I am sometimes asked whether Monevator is a stealth site run by Vanguard to promote its activities in the UK.
Chance would be a fine thing!
So far not one of the pennies collected by the Monevator Empire has sallied forth from Vanguard’s coffers, so far as I’m aware.
Indeed, it’s a bit of a sad reflection of the UK financial media that some people’s first thought is that if you’re writing about a product or investment, you must be being paid by that company to do so.
Now don’t get me wrong – I’d absolutely love the opportunity to run Vanguard advertising on this website.
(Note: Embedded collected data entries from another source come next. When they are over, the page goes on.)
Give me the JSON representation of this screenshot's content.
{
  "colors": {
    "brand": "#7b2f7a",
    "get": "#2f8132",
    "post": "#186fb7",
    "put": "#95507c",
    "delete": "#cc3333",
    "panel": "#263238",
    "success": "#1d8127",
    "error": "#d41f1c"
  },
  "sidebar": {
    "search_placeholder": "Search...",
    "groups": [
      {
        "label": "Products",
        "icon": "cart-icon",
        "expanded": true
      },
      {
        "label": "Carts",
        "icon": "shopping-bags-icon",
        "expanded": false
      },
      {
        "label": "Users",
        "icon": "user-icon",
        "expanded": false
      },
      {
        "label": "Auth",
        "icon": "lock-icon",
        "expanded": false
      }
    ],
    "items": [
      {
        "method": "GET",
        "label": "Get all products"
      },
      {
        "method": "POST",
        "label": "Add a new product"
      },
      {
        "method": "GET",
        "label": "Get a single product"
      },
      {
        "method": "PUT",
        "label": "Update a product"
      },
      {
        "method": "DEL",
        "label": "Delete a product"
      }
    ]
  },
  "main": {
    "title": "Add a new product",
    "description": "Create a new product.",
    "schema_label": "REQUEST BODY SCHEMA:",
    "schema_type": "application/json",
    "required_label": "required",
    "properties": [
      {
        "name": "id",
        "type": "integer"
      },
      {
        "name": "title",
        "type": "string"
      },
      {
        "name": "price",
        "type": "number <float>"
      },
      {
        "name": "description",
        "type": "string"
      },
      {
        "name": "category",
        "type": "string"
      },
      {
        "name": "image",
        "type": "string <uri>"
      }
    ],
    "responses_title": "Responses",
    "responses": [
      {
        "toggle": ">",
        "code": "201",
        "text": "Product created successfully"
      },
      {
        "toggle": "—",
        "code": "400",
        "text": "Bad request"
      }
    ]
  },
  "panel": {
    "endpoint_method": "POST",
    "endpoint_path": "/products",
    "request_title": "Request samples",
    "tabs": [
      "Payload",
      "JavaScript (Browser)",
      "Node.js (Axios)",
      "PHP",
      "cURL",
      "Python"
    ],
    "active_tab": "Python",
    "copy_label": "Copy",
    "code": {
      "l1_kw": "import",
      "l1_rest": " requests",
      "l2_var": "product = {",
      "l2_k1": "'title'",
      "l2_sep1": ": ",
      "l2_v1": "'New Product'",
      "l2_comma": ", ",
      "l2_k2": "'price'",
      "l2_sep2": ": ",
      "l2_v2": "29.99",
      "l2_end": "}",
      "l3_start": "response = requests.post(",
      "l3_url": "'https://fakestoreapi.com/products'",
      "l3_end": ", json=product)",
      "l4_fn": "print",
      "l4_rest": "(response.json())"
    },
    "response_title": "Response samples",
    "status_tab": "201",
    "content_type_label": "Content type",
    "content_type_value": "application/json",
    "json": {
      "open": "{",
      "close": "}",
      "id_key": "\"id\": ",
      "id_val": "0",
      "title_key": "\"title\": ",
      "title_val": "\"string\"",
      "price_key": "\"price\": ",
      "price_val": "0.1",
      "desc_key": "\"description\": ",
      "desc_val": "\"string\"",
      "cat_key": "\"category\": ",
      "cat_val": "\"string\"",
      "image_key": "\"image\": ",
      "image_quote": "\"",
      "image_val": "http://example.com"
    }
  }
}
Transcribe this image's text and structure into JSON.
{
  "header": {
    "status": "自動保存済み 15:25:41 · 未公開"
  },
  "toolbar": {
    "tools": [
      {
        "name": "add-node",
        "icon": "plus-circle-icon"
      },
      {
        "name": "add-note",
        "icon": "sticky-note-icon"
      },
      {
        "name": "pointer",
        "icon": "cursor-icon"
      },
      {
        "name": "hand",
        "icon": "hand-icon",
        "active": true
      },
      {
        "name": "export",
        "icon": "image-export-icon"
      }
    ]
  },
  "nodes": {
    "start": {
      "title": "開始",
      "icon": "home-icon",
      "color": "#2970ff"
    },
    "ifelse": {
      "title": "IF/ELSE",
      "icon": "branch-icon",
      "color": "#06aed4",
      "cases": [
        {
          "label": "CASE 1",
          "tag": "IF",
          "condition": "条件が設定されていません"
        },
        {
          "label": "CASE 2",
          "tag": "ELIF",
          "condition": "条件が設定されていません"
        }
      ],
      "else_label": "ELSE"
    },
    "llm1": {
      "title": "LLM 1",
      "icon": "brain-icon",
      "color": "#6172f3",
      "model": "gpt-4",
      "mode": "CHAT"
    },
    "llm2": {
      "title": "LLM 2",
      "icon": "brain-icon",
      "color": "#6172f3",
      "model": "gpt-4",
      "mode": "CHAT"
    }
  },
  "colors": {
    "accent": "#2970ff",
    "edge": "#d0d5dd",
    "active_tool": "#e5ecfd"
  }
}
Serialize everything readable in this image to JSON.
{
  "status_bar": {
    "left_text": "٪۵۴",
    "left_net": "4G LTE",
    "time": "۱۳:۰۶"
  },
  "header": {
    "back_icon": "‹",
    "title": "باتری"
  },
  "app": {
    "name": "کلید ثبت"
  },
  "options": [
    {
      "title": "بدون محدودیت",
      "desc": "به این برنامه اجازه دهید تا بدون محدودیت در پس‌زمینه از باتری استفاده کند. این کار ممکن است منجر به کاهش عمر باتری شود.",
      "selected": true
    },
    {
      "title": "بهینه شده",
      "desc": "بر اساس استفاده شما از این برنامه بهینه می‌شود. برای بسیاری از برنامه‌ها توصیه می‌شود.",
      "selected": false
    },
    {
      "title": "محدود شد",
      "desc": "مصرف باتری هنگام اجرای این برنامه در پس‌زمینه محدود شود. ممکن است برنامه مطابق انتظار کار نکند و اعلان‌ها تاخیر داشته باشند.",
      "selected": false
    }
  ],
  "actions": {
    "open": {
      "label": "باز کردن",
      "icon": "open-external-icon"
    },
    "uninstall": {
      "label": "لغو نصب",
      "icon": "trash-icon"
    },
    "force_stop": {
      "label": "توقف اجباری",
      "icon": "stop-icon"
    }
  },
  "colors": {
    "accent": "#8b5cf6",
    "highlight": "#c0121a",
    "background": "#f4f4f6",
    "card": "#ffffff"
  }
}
But even in the absence of such a pleasant happenstance, we’ll continue to write about the best products and services for the likes of you and me – and right now that means heavy lashings of whatever is being served up by the private investor friendly Vanguard.
Cheap as chips
My co-blogger The Accumulator spent the weekend helping his extended family with its finances – whether by going through their accounts or offloading their junk at a car boot sale he didn’t say – and so he requested a week off posting duties.
I know! Slacker.
In his stead I’d like to draw your attention to four new ETFs that Vanguard has just brought to the UK market.
|Vanguard FTSE Developed Europe UCITS ETF||VEUR||0.15%|
|Vanguard FTSE Developed Asia Pacific ex Japan UCITS ETF||VAPX||0.22%|
|Vanguard FTSE Japan UCITS ETF||VJPN||0.19%|
|Vanguard FTSE All-World High Dividend Yield UCITS ETF||VHYL||0.29%|
These Vanguard ETFs are all physically-backed funds – as opposed to the synthetic funds that some commentators consider more risky.
You can find out more information (including a prospectus and factsheet for each fund) at Vanguard’s website.
The launch of these new ETFs seems a tad opportunistic for Vanguard.
I’ve heard more investors talking about Japan this year than in the previous five years put together, and now along comes a very cheap ETF from Vanguard that enables you to get exposure.
The Developed Europe ETF, with its TER of 0.15%, is also a very competitive offering. It’s certainly cheaper than its closest iShares equivalents, and with 499 holdings according to the factsheet I’m pretty sure it’s more diversified, too. (It does have over one-third of its money in UK shares, so keep that in mind when figuring out your overall asset allocation if your idea of Europe is more like UKIP’s!)
But I think that the new High Dividend Yield ETF could be the most interesting of the bunch, at a time when yield-chasing is still so rampant.
Holding over 1,000 globally distributed stocks (albeit with one-third of the index in the US, reflecting the large size of that market, and another 13% in the UK, perhaps on account of our emphasis on yield) this new ETF could be a cheap one-shot way to create a diversified equity income stream.
The factsheet is touting a forecast dividend yield of 4%. Time will tell if that’s what anyone purchasing this ETF actually receives.
Indeed as this ETF is brand spanking new, you’ll probably want to look into the FTSE Index it’s based on to best understand what you’re buying.